I've felt like a failure of a parent the last few weeks, maybe even months. The stress of caring for the two under two, then the desire to collapse at bedtime only being met with two little boys stampeding through the garage door in full anticipation and excitement over what's being served for dinner; mixed with my husband being gone every single weekend for a full 24-hours, leaving me alone to load and unload a double stroller and two, rather big, babies to attempt to make it through the church doors; then having one child who is dying for independence, but lacks so many skills and ability to connect—I blame myself. I lose my cool; I neglect and tire easily. I put on screens and cry in the bathroom. The fridge gets empty and I cry because....really? Not again I just can't get back to the store again. I'm so tired. And then I wrestle with the bitterness and sadness every single day as I see my friends with littles have constant companionship in their not-so-perfect-but-still-great moms. And my mind crawls down this dark rabbit-hole of darkness; because that is one thing I lack: a mom.
She can't come over and take the kids for an hour so I can just sit in quiet. She doesn't make meals or bake something, and cuddle my baby while I get a date with my husband. I'm alone in this; I'm figuring this whole mom thing out on my own.

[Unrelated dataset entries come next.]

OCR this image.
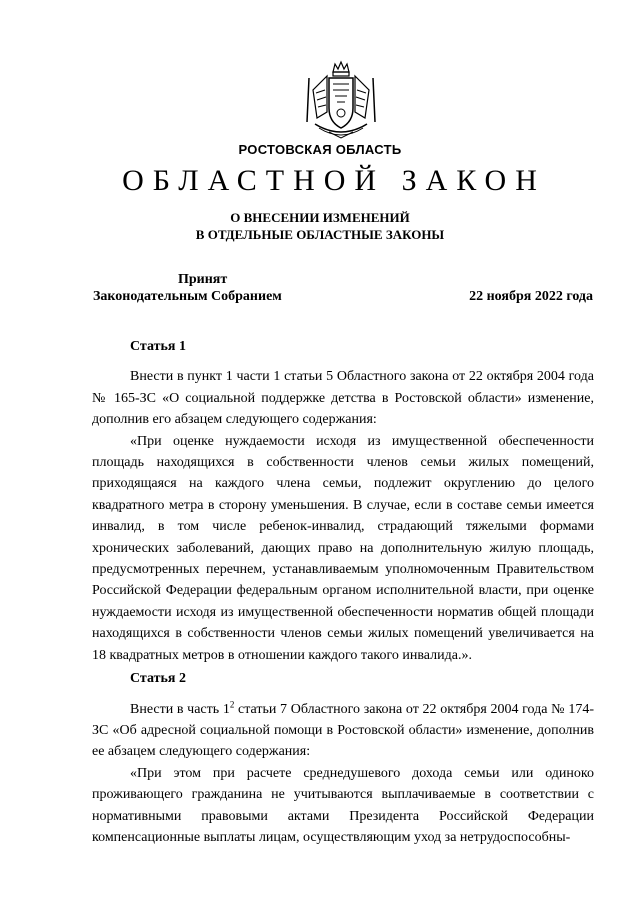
РОСТОВСКАЯ ОБЛАСТЬ
ОБЛАСТНОЙ ЗАКОН
О ВНЕСЕНИИ ИЗМЕНЕНИЙ
В ОТДЕЛЬНЫЕ ОБЛАСТНЫЕ ЗАКОНЫ
Принят
Законодательным Собранием	22 ноября 2022 года
Статья 1

Внести в пункт 1 части 1 статьи 5 Областного закона от 22 октября 2004 года № 165-ЗС «О социальной поддержке детства в Ростовской области» изменение, дополнив его абзацем следующего содержания:

«При оценке нуждаемости исходя из имущественной обеспеченности площадь находящихся в собственности членов семьи жилых помещений, приходящаяся на каждого члена семьи, подлежит округлению до целого квадратного метра в сторону уменьшения. В случае, если в составе семьи имеется инвалид, в том числе ребенок-инвалид, страдающий тяжелыми формами хронических заболеваний, дающих право на дополнительную жилую площадь, предусмотренных перечнем, устанавливаемым уполномоченным Правительством Российской Федерации федеральным органом исполнительной власти, при оценке нуждаемости исходя из имущественной обеспеченности норматив общей площади находящихся в собственности членов семьи жилых помещений увеличивается на 18 квадратных метров в отношении каждого такого инвалида.».

Статья 2

Внести в часть $1^2$ статьи 7 Областного закона от 22 октября 2004 года № 174-ЗС «Об адресной социальной помощи в Ростовской области» изменение, дополнив ее абзацем следующего содержания:

«При этом при расчете среднедушевого дохода семьи или одиноко проживающего гражданина не учитываются выплачиваемые в соответствии с нормативными правовыми актами Президента Российской Федерации компенсационные выплаты лицам, осуществляющим уход за нетрудоспособны-
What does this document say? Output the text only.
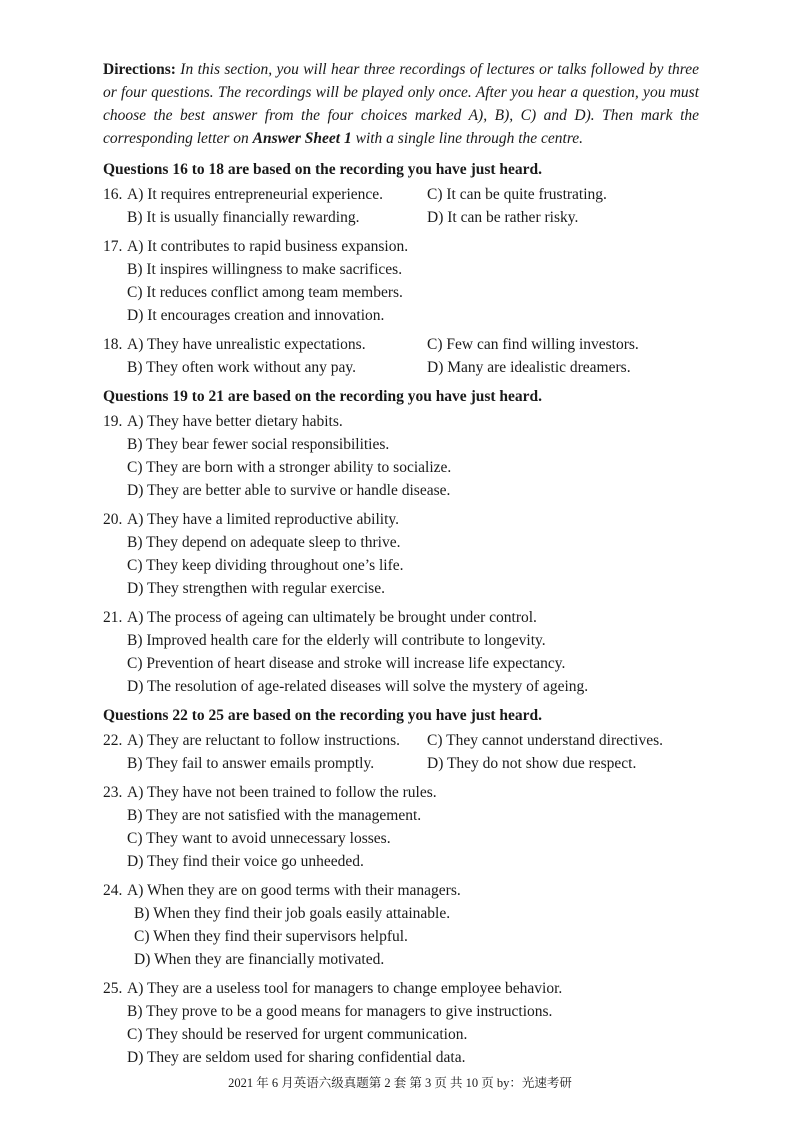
Directions: In this section, you will hear three recordings of lectures or talks followed by three or four questions. The recordings will be played only once. After you hear a question, you must choose the best answer from the four choices marked A), B), C) and D). Then mark the corresponding letter on Answer Sheet 1 with a single line through the centre.

Questions 16 to 18 are based on the recording you have just heard.
16. A) It requires entrepreneurial experience.	C) It can be quite frustrating.
B) It is usually financially rewarding.	D) It can be rather risky.
17. A) It contributes to rapid business expansion.
B) It inspires willingness to make sacrifices.
C) It reduces conflict among team members.
D) It encourages creation and innovation.
18. A) They have unrealistic expectations.	C) Few can find willing investors.
B) They often work without any pay.	D) Many are idealistic dreamers.
Questions 19 to 21 are based on the recording you have just heard.
19. A) They have better dietary habits.
B) They bear fewer social responsibilities.
C) They are born with a stronger ability to socialize.
D) They are better able to survive or handle disease.
20. A) They have a limited reproductive ability.
B) They depend on adequate sleep to thrive.
C) They keep dividing throughout one’s life.
D) They strengthen with regular exercise.
21. A) The process of ageing can ultimately be brought under control.
B) Improved health care for the elderly will contribute to longevity.
C) Prevention of heart disease and stroke will increase life expectancy.
D) The resolution of age-related diseases will solve the mystery of ageing.
Questions 22 to 25 are based on the recording you have just heard.
22. A) They are reluctant to follow instructions.	C) They cannot understand directives.
B) They fail to answer emails promptly.	D) They do not show due respect.
23. A) They have not been trained to follow the rules.
B) They are not satisfied with the management.
C) They want to avoid unnecessary losses.
D) They find their voice go unheeded.
24. A) When they are on good terms with their managers.
B) When they find their job goals easily attainable.
C) When they find their supervisors helpful.
D) When they are financially motivated.
25. A) They are a useless tool for managers to change employee behavior.
B) They prove to be a good means for managers to give instructions.
C) They should be reserved for urgent communication.
D) They are seldom used for sharing confidential data.
2021 年 6 月英语六级真题第 2 套 第 3 页 共 10 页 by：光速考研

Even today; on this Mother's Day, I'm sitting alone while my husband leads 4, then one extra, service at church, for thousand's of other moms. I try to clean and plan and work but, my heart is heavy; so, I sit.
And I scroll through the IG I said I would stay off of today: blessed daughters with great moms and blessed moms with kids; and I cringe. If I didn't have my kids, would I be considered less blessed? Am I less blessed and favored because my mom is an addict, who tormented me, who torments me still? Blessed is not the word I want to use today. Because my privilege of being able to carry two healthy babes and then adopt three more does not make me better. It is a grace to be treated and handled tenderly; that I take far too much advantage of each and everyday.

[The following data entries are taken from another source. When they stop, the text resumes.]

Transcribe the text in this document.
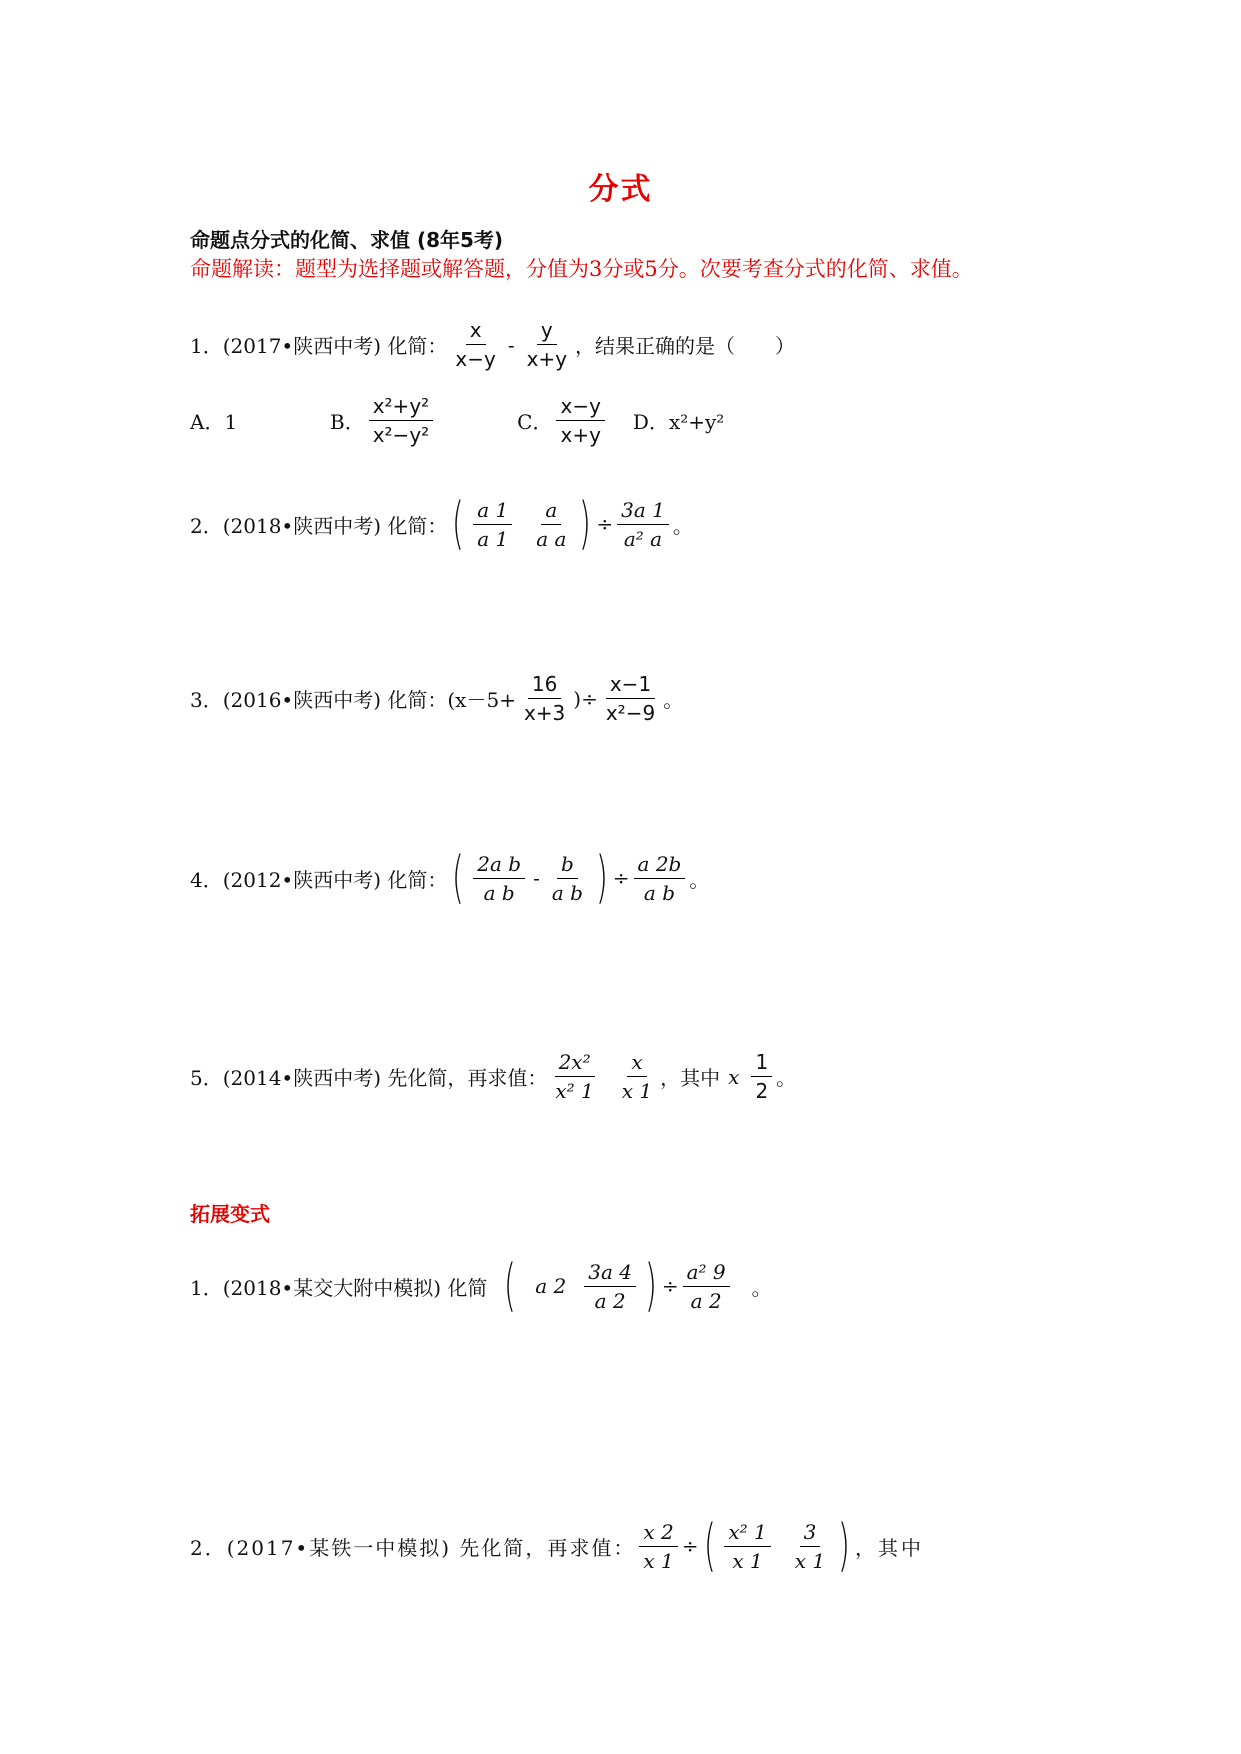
分式
命题点分式的化简、求值 (8年5考)
命题解读：题型为选择题或解答题，分值为3分或5分。次要考查分式的化简、求值。
1．(2017•陕西中考) 化简： $\frac{x}{x-y} - \frac{y}{x+y}$ ，结果正确的是（　　）
A．1	B． $\frac{\text{x²+y²}}{\text{x²−y²}}$	C． $\frac{x-y}{x+y}$ D．x²+y²
2．(2018•陕西中考) 化简： ( $\frac{a 1}{a 1} \frac{a}{\text{a a}}$ ) ÷ $\frac{3a 1}{\text{a² a}}$ 。
3．(2016•陕西中考) 化简：($x-5+ \frac{16}{x+3}$ )÷ $\frac{x-1}{\text{x²−9}}$ 。
4．(2012•陕西中考) 化简： ( $\frac{\text{2a b}}{\text{a b}} - \frac{b}{\text{a b}}$ ) ÷ $\frac{a 2b}{\text{a b}}$ 。
5．(2014•陕西中考) 先化简，再求值： $\frac{\text{2x²}}{\text{x² 1}} \frac{x}{x 1}$ ，其中 x $\frac{1}{2}$ 。
拓展变式
1．(2018•某交大附中模拟) 化简 ( a $2 \frac{3a 4}{a 2}$ ) ÷ $\frac{\text{a² 9}}{a 2}$ 。
2．(2017•某铁一中模拟) 先化简，再求值： $\frac{x 2}{x 1}$ ÷ ( $\frac{\text{x² 1}}{x 1} \frac{3}{x 1}$ ) ，其中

So, dear Daughters, dear Sons, I take today as a day of marching orders, a Command; not of flowers and notes and appreciation (but thank you for all of it, I treasure them forever). I do not take today lightly because I know there are many out there who would do anything to have what I have; and this is grace.
Here are my promises; my parenting manifesto:
When you push, I will pull. I will pull you in and hold you close. Whether you're stinky or sweaty with tantrum tears and tired eyes. I will pull you in and stroke my hands through your hair. When you're too old for that, I will never stop bugging you with texts checking in, and calls to see where you are at, who you are with, and why you are where you are. I promise to bug you even when you try to shoo me away.

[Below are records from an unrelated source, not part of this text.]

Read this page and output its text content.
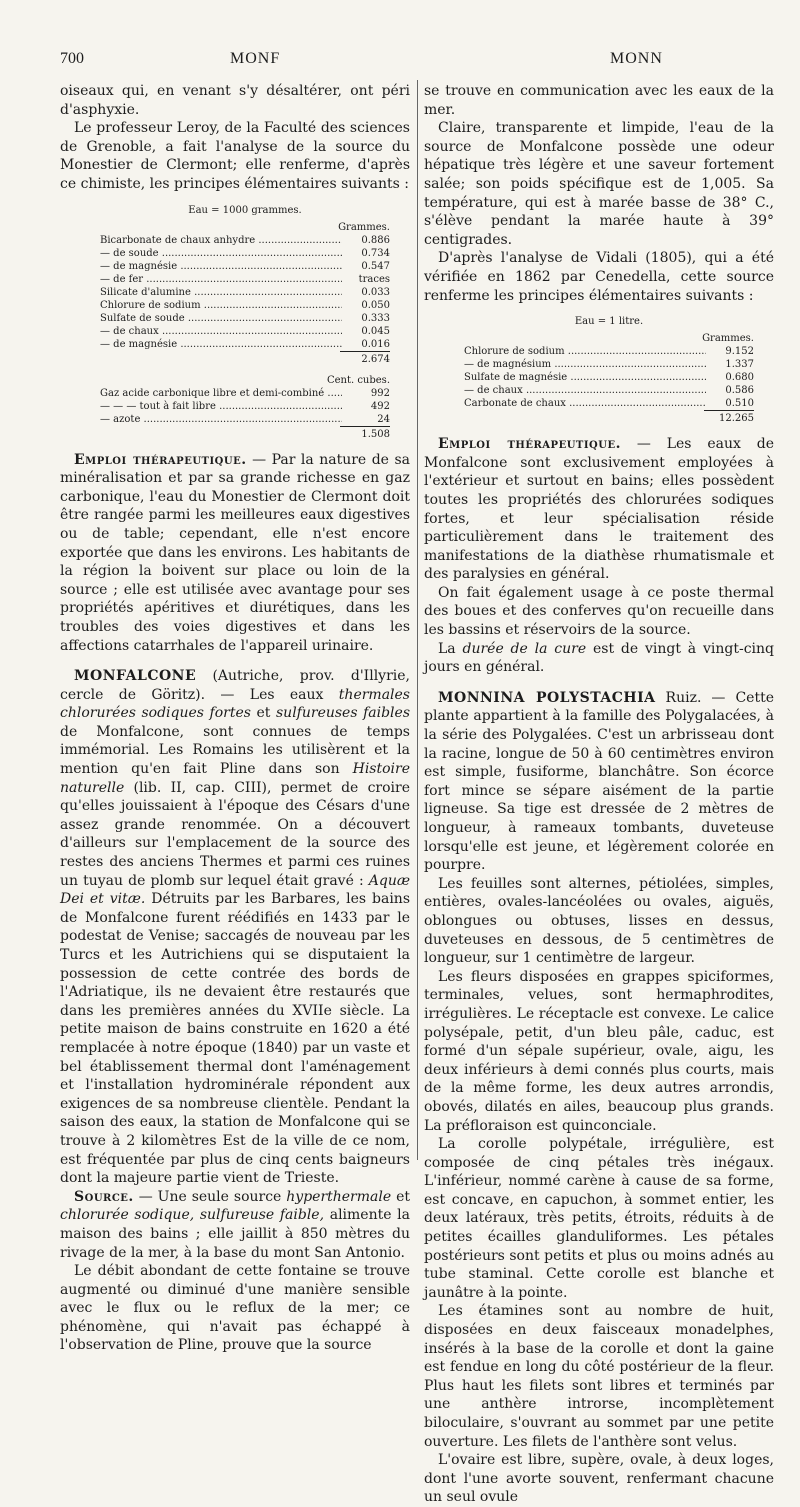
700	MONF	MONN

oiseaux qui, en venant s'y désaltérer, ont péri d'asphyxie.

Le professeur Leroy, de la Faculté des sciences de Grenoble, a fait l'analyse de la source du Monestier de Clermont; elle renferme, d'après ce chimiste, les principes élémentaires suivants :

Eau = 1000 grammes.
Grammes.
Bicarbonate de chaux anhydre .....	0.886
— de soude .....	0.734
— de magnésie .....	0.547
— de fer .....	traces
Silicate d'alumine .....	0.033
Chlorure de sodium .....	0.050
Sulfate de soude .....	0.333
— de chaux .....	0.045
— de magnésie .....	0.016
2.674
Cent. cubes.
Gaz acide carbonique libre et demi-combiné .....	992
— — — tout à fait libre .....	492
— azote .....	24
1.508

Emploi thérapeutique. — Par la nature de sa minéralisation et par sa grande richesse en gaz carbonique, l'eau du Monestier de Clermont doit être rangée parmi les meilleures eaux digestives ou de table; cependant, elle n'est encore exportée que dans les environs. Les habitants de la région la boivent sur place ou loin de la source ; elle est utilisée avec avantage pour ses propriétés apéritives et diurétiques, dans les troubles des voies digestives et dans les affections catarrhales de l'appareil urinaire.

MONFALCONE (Autriche, prov. d'Illyrie, cercle de Göritz). — Les eaux thermales chlorurées sodiques fortes et sulfureuses faibles de Monfalcone, sont connues de temps immémorial. Les Romains les utilisèrent et la mention qu'en fait Pline dans son Histoire naturelle (lib. II, cap. CIII), permet de croire qu'elles jouissaient à l'époque des Césars d'une assez grande renommée. On a découvert d'ailleurs sur l'emplacement de la source des restes des anciens Thermes et parmi ces ruines un tuyau de plomb sur lequel était gravé : Aquæ Dei et vitæ. Détruits par les Barbares, les bains de Monfalcone furent réédifiés en 1433 par le podestat de Venise; saccagés de nouveau par les Turcs et les Autrichiens qui se disputaient la possession de cette contrée des bords de l'Adriatique, ils ne devaient être restaurés que dans les premières années du XVIIe siècle. La petite maison de bains construite en 1620 a été remplacée à notre époque (1840) par un vaste et bel établissement thermal dont l'aménagement et l'installation hydrominérale répondent aux exigences de sa nombreuse clientèle. Pendant la saison des eaux, la station de Monfalcone qui se trouve à 2 kilomètres Est de la ville de ce nom, est fréquentée par plus de cinq cents baigneurs dont la majeure partie vient de Trieste.

Source. — Une seule source hyperthermale et chlorurée sodique, sulfureuse faible, alimente la maison des bains ; elle jaillit à 850 mètres du rivage de la mer, à la base du mont San Antonio.

Le débit abondant de cette fontaine se trouve augmenté ou diminué d'une manière sensible avec le flux ou le reflux de la mer; ce phénomène, qui n'avait pas échappé à l'observation de Pline, prouve que la source

se trouve en communication avec les eaux de la mer.

Claire, transparente et limpide, l'eau de la source de Monfalcone possède une odeur hépatique très légère et une saveur fortement salée; son poids spécifique est de 1,005. Sa température, qui est à marée basse de 38° C., s'élève pendant la marée haute à 39° centigrades.

D'après l'analyse de Vidali (1805), qui a été vérifiée en 1862 par Cenedella, cette source renferme les principes élémentaires suivants :

Eau = 1 litre.
Grammes.
Chlorure de sodium .....	9.152
— de magnésium .....	1.337
Sulfate de magnésie .....	0.680
— de chaux .....	0.586
Carbonate de chaux .....	0.510
12.265

Emploi thérapeutique. — Les eaux de Monfalcone sont exclusivement employées à l'extérieur et surtout en bains; elles possèdent toutes les propriétés des chlorurées sodiques fortes, et leur spécialisation réside particulièrement dans le traitement des manifestations de la diathèse rhumatismale et des paralysies en général.

On fait également usage à ce poste thermal des boues et des conferves qu'on recueille dans les bassins et réservoirs de la source.

La durée de la cure est de vingt à vingt-cinq jours en général.

MONNINA POLYSTACHIA Ruiz. — Cette plante appartient à la famille des Polygalacées, à la série des Polygalées. C'est un arbrisseau dont la racine, longue de 50 à 60 centimètres environ est simple, fusiforme, blanchâtre. Son écorce fort mince se sépare aisément de la partie ligneuse. Sa tige est dressée de 2 mètres de longueur, à rameaux tombants, duveteuse lorsqu'elle est jeune, et légèrement colorée en pourpre.

Les feuilles sont alternes, pétiolées, simples, entières, ovales-lancéolées ou ovales, aiguës, oblongues ou obtuses, lisses en dessus, duveteuses en dessous, de 5 centimètres de longueur, sur 1 centimètre de largeur.

Les fleurs disposées en grappes spiciformes, terminales, velues, sont hermaphrodites, irrégulières. Le réceptacle est convexe. Le calice polysépale, petit, d'un bleu pâle, caduc, est formé d'un sépale supérieur, ovale, aigu, les deux inférieurs à demi connés plus courts, mais de la même forme, les deux autres arrondis, obovés, dilatés en ailes, beaucoup plus grands. La préfloraison est quinconciale.

La corolle polypétale, irrégulière, est composée de cinq pétales très inégaux. L'inférieur, nommé carène à cause de sa forme, est concave, en capuchon, à sommet entier, les deux latéraux, très petits, étroits, réduits à de petites écailles glanduliformes. Les pétales postérieurs sont petits et plus ou moins adnés au tube staminal. Cette corolle est blanche et jaunâtre à la pointe.

Les étamines sont au nombre de huit, disposées en deux faisceaux monadelphes, insérés à la base de la corolle et dont la gaine est fendue en long du côté postérieur de la fleur. Plus haut les filets sont libres et terminés par une anthère introrse, incomplètement biloculaire, s'ouvrant au sommet par une petite ouverture. Les filets de l'anthère sont velus.

L'ovaire est libre, supère, ovale, à deux loges, dont l'une avorte souvent, renfermant chacune un seul ovule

I promise to learn. I will read and seek and pray. Because I want you to look up and see less of me on screens and more of me quietly reflecting in a journal or a book. I want you to know that, ya, I might not have all the answers you need and this mama still has a lot of questions for herself and parenting feels like a crazy tornado but I will seek out those who have gone before me and those sages who have wise thoughts and words to offer. From weaning to potty training to speaking with honoring lips, yes, even to you my child. I will learn for you; and I will be open to learning from you, too.
I want to listen; to champion and to laugh with you. I want to feel when your heart is aching and celebrate those triumphs with you.
And I will be there with you. There will come a day where I will no longer be the expert in everything for you. But I will never stop walking alongside you—cheering you on as you choose your path and directions. There will be forks in the road and I may see a little farther ahead than you, but Sons, but Daughters, I need to let you choose which path you will take, and be there for you all the same. I will be there with you. In the fields, in the flood, in the fire, in the wilderness and drought and rain. I will be with you. As you then enter the passage of parenthood, as you experience loss and defeat, and anticipation and joy—Oh Daughters, Oh Sons, I will not leave you as orphans, because Christ has not left us as orphans.
Lastly, but certainly not least(ly...)—I will love your Dad. I will love him fiercely. I will be honest to him about when he bugs me, but in ways that bear fruit. I will hold his hand and kiss him when you're around and in secret. I will love him tenderly, I will love him fiercely; and I will treat him as a soldier who deserves all my respect, because he is fighting for us every single day.
You are a Grace. You are mine to borrow. And I am grateful for the duty and the call.